(a) Consider a quantum system with Hamiltonian $H=H_{0}+V$, where $H_{0}$ is independent of time. Define the interaction picture corresponding to this Hamiltonian and derive an expression for the time derivative of an operator in the interaction picture, assuming it is independent of time in the Schrödinger picture.

(b) The Pauli matrices $\boldsymbol{\sigma}=\left(\sigma_{1}, \sigma_{2}, \sigma_{3}\right)$ satisfy

$$\sigma_{i} \sigma_{j}=\delta_{i j}+i \epsilon_{i j k} \sigma_{k}$$

Explain briefly how these properties allow $\sigma$ to be used to describe a quantum system with spin $\frac{1}{2}$.

(c) A particle with spin $\frac{1}{2}$ has position and momentum operators $\hat{\mathbf{x}}=\left(\hat{x}_{1}, \hat{x}_{2}, \hat{x}_{3}\right)$ and $\hat{\mathbf{p}}=\left(\hat{p}_{1}, \hat{p}_{2}, \hat{p}_{3}\right)$. The unitary operator corresponding to a rotation through an angle $\theta$ about an axis $\mathbf{n}$ is $U=\exp (-i \theta \mathbf{n} \cdot \mathbf{J} / \hbar)$ where $\mathbf{J}$ is the total angular momentum.
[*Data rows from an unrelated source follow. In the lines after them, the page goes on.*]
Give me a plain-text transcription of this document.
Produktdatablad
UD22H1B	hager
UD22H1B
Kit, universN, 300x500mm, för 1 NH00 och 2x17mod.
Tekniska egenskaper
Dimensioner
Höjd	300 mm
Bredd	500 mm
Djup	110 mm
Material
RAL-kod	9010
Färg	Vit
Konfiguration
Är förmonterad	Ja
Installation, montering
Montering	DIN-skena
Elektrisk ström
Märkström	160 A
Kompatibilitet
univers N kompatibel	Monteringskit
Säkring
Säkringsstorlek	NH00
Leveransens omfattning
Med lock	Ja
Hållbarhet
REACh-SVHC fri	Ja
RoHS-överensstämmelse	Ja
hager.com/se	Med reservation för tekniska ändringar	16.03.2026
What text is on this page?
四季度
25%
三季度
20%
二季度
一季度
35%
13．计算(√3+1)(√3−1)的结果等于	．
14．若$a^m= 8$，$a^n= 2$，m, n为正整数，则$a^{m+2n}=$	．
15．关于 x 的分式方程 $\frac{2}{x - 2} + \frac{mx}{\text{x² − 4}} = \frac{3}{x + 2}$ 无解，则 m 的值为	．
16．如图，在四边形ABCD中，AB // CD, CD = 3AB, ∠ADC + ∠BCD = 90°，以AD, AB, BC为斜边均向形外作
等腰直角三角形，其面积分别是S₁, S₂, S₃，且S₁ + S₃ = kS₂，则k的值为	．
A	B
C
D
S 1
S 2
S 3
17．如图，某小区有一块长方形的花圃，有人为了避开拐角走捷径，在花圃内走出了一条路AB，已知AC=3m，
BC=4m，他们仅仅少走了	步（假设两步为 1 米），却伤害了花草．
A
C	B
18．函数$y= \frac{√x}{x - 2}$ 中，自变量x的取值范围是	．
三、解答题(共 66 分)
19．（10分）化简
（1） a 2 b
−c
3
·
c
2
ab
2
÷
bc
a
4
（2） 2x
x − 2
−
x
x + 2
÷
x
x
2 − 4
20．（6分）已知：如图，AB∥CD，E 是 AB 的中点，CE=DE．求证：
Check this statement by considering the effect of an infinitesimal rotation on $\hat{\mathbf{x}}, \hat{\mathbf{p}}$ and $\boldsymbol{\sigma}$.

(d) Suppose that the particle in part (c) has Hamiltonian $H=H_{0}+V$ with

$$H_{0}=\frac{1}{2 m} \hat{\mathbf{p}}^{2}+\alpha \mathbf{L} \cdot \boldsymbol{\sigma} \quad \text { and } \quad V=B \sigma_{3}$$

where $\mathbf{L}$ is the orbital angular momentum and $\alpha, B$ are constants. Show that all components of $\mathbf{J}$ are independent of time in the interaction picture. Is this true in the Heisenberg picture?

[You may quote commutation relations of $\mathbf{L}$ with $\hat{\mathbf{x}}$ and $\hat{\mathbf{p}}$.]